Apparently, in the bathroom vanity light world, there is much debate about whether your light fixture should point up or down. Most people were saying down because more light on your face sounds like a good idea. However, it seemed like all the smart people were saying up because then you'll get a softer, even bounce light off the ceiling that's much more flattering and less shadowy to your face. So I went with up and I definitely prefer it to the harsh, direct light we had before. I guess if you're really trying to blast the room with light, you might go with down, but it seems more a matter of taste and I just prefer soft, moody light.
Step 10: Revel in your glorious achievement.

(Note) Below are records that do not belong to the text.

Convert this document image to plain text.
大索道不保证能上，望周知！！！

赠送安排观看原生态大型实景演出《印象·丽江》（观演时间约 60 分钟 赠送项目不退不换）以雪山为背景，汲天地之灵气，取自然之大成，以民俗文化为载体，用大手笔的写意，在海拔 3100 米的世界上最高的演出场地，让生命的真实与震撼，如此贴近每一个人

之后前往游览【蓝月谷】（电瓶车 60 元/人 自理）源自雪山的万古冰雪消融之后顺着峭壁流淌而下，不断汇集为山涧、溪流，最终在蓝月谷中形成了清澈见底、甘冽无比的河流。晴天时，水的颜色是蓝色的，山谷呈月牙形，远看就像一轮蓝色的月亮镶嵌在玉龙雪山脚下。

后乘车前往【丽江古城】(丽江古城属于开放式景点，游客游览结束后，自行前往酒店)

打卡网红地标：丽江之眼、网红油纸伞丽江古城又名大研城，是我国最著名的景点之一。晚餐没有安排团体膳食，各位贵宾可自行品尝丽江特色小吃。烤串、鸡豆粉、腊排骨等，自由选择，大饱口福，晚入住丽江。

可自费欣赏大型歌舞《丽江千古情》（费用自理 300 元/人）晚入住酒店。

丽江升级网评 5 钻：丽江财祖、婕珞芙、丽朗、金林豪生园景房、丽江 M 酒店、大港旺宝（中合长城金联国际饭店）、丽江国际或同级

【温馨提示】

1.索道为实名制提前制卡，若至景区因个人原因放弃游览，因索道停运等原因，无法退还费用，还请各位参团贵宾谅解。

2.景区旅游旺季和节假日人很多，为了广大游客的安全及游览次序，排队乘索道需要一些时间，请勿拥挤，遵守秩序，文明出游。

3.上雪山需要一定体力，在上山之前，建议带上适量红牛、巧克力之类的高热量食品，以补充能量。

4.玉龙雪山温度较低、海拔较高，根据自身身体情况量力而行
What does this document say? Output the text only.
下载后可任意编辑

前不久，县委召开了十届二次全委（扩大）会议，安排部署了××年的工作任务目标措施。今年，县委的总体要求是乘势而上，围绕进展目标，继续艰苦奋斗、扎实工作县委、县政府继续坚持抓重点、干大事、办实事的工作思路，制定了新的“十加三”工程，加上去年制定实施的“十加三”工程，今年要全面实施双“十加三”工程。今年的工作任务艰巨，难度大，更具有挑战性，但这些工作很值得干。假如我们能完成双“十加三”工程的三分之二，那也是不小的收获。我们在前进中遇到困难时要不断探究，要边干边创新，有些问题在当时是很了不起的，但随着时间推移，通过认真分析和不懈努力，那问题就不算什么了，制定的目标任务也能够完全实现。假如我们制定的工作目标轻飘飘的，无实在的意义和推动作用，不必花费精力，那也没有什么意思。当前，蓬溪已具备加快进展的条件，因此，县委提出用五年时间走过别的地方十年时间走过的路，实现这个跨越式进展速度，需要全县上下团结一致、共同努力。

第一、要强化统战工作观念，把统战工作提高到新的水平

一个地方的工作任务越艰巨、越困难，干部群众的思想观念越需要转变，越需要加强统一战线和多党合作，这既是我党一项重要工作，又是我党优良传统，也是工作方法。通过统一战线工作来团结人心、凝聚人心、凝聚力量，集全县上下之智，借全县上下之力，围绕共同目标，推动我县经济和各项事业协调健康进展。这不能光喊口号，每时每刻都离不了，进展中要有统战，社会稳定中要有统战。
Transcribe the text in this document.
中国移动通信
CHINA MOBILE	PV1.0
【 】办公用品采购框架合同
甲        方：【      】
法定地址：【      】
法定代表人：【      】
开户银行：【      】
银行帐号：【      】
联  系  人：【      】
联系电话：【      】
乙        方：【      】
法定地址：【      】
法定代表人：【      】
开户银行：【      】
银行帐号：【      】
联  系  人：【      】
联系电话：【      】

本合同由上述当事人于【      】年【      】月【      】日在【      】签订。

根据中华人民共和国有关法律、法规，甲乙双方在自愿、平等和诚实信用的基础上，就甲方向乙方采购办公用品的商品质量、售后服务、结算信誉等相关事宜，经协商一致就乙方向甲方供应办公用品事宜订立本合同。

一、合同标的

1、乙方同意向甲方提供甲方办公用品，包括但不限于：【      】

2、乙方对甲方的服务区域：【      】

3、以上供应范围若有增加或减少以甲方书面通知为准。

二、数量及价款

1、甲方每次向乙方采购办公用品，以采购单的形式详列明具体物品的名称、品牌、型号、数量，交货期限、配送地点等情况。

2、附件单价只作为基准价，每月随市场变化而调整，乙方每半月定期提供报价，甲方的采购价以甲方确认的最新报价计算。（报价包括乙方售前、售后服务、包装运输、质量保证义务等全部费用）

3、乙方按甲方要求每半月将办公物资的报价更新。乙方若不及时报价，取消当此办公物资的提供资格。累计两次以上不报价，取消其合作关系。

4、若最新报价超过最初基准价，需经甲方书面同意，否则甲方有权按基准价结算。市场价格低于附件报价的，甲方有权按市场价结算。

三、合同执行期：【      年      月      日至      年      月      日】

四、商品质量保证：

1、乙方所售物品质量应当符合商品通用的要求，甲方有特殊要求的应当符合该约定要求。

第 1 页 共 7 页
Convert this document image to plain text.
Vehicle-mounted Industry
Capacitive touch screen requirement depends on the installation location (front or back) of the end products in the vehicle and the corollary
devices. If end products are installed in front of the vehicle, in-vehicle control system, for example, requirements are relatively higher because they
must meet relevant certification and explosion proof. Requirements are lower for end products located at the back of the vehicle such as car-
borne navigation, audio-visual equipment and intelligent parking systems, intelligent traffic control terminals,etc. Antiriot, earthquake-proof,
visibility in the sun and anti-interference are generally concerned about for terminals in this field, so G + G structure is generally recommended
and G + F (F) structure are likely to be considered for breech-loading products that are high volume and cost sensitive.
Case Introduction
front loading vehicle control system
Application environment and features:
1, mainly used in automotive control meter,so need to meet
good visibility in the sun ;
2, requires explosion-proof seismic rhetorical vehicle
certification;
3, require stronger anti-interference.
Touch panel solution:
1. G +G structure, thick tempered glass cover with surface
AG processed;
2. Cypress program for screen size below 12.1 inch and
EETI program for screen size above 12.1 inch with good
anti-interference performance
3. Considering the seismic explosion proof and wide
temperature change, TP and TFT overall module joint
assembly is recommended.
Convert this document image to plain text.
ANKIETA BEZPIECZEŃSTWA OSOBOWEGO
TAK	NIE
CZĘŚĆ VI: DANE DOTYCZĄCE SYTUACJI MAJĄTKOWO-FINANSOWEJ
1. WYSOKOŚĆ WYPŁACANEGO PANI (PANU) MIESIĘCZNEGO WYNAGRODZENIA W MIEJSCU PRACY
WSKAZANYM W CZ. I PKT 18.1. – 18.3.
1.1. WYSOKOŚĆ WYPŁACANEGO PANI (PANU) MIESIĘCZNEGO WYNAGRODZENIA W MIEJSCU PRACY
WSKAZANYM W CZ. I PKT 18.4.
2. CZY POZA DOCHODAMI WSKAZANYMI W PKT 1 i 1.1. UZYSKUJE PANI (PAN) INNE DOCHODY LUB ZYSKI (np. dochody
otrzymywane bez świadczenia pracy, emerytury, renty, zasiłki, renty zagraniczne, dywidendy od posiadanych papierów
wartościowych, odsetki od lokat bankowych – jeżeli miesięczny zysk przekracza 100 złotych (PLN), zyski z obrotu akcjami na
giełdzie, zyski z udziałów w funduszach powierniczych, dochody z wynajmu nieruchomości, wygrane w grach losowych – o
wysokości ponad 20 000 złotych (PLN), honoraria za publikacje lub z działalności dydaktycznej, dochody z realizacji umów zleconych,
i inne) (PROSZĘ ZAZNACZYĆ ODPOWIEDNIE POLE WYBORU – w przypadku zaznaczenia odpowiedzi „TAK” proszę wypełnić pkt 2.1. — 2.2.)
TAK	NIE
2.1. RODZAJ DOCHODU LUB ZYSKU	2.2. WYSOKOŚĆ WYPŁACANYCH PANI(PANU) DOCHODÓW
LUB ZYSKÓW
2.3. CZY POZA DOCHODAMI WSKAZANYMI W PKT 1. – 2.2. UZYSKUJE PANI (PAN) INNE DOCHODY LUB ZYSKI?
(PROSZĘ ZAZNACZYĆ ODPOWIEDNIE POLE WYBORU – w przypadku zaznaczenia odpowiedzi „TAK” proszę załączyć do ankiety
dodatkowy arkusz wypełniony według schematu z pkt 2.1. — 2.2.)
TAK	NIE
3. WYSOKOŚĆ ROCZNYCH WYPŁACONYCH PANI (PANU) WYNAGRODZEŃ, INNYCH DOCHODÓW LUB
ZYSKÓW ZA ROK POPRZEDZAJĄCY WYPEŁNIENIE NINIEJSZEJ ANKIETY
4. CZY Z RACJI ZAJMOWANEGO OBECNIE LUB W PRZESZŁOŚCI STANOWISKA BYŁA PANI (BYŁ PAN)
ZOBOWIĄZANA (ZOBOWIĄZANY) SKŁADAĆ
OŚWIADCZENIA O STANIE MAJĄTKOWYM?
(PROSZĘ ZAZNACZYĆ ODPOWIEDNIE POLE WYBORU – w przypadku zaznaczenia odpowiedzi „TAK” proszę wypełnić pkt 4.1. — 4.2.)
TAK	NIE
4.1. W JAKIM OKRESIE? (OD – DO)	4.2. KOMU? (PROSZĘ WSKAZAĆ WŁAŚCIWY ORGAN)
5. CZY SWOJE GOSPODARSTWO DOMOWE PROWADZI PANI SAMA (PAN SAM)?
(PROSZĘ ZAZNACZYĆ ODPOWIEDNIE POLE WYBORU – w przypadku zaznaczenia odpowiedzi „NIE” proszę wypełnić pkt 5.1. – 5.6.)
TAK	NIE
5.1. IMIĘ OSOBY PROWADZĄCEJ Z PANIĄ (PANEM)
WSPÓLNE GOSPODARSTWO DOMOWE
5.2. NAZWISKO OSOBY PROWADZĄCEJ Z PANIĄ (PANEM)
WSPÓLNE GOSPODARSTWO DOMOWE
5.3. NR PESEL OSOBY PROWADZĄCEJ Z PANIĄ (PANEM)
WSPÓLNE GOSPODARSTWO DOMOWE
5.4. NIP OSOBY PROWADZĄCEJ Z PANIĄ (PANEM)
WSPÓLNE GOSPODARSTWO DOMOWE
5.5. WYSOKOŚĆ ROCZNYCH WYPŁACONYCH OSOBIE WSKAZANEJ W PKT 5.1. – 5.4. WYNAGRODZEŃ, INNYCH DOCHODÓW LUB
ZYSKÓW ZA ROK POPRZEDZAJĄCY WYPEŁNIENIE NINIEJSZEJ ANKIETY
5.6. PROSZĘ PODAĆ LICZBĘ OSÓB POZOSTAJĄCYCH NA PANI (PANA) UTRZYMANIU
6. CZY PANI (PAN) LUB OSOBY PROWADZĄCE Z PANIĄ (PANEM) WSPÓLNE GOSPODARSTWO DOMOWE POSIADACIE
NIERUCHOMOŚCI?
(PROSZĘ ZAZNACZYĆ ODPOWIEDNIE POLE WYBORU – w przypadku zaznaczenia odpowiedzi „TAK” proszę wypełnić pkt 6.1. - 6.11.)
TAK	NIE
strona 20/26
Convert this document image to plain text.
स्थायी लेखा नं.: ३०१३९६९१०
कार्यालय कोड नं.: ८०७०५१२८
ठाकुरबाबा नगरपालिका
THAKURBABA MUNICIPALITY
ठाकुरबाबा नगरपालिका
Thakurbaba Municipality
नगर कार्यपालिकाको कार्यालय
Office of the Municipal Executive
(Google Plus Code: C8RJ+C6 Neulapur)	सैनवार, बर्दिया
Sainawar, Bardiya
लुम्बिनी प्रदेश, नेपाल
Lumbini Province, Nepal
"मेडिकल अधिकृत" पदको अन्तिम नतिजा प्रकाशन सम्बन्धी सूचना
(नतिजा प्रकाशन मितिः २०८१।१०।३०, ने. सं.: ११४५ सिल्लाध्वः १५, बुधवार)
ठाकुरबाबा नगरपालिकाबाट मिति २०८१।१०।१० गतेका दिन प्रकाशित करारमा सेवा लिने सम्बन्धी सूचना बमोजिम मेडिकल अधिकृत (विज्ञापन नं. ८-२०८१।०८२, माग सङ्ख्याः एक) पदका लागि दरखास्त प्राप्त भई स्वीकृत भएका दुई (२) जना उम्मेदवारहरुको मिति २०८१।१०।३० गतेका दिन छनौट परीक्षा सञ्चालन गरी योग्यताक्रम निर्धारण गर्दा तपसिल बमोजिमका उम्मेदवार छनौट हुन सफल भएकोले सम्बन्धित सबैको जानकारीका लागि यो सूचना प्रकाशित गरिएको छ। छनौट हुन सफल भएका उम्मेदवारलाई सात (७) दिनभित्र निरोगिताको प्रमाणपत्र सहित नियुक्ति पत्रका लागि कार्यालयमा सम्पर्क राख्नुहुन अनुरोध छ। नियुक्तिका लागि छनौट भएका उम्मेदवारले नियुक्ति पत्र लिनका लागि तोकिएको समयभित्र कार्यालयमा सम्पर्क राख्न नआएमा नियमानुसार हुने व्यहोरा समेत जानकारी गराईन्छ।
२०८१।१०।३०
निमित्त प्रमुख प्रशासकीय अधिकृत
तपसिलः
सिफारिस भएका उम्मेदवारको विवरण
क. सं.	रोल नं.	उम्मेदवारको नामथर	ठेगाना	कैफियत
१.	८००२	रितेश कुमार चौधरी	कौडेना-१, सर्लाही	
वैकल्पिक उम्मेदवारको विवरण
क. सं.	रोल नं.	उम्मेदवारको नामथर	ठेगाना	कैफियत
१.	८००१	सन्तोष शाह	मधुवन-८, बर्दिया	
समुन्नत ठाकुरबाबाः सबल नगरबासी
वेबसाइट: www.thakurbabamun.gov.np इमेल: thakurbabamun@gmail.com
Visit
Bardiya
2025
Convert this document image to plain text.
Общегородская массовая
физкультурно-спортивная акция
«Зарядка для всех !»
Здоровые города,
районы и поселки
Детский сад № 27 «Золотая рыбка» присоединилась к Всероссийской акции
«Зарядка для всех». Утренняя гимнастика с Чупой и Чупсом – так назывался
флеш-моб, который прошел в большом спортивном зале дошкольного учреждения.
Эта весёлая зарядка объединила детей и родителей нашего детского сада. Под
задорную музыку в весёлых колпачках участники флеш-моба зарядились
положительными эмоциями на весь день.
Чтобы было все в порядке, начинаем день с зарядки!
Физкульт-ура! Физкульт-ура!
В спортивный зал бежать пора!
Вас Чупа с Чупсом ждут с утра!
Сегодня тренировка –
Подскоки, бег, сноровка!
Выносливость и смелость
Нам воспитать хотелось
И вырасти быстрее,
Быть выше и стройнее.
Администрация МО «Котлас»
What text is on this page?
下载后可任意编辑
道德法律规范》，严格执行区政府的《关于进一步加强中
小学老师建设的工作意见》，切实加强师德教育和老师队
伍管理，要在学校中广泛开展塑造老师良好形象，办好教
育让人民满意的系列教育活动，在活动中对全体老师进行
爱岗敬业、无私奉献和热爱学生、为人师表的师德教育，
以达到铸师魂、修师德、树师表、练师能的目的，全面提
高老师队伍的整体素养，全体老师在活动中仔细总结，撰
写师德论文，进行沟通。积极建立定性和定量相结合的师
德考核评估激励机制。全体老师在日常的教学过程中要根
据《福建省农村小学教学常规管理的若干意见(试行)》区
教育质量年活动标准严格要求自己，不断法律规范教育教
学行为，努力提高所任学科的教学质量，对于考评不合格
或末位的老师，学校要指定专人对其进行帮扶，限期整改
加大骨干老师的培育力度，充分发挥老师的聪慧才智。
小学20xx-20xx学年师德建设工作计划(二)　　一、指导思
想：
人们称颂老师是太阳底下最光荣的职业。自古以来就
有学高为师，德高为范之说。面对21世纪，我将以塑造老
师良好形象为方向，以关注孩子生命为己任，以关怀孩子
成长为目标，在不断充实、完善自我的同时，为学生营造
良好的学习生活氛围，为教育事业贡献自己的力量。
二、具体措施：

I was so proud. You have no idea. I texted people. I left the lights on in the middle of the day BECAUSE I COULD AND THEY WORKED. Why is this such a big deal? I don't KNOW. It's like explaining why guys feel good about themselves when they use power tools. There's no logical explanation, but it IS. And my new lights look awesome.
I hope this post helps someone like me who thought changing lights would be scary and they'd be forced to live with bare bulbs forever. It's really not so terrifying, and if you have someone there to help you, you could definitely do it in about ten minutes. Me? Well, you don't want to know how long it took me. THAT IS IRRELEVANT :)
A full bathroom before and after will be coming soon. Paint and lights are done, but I have a couple other things I want to do before the grand reveal.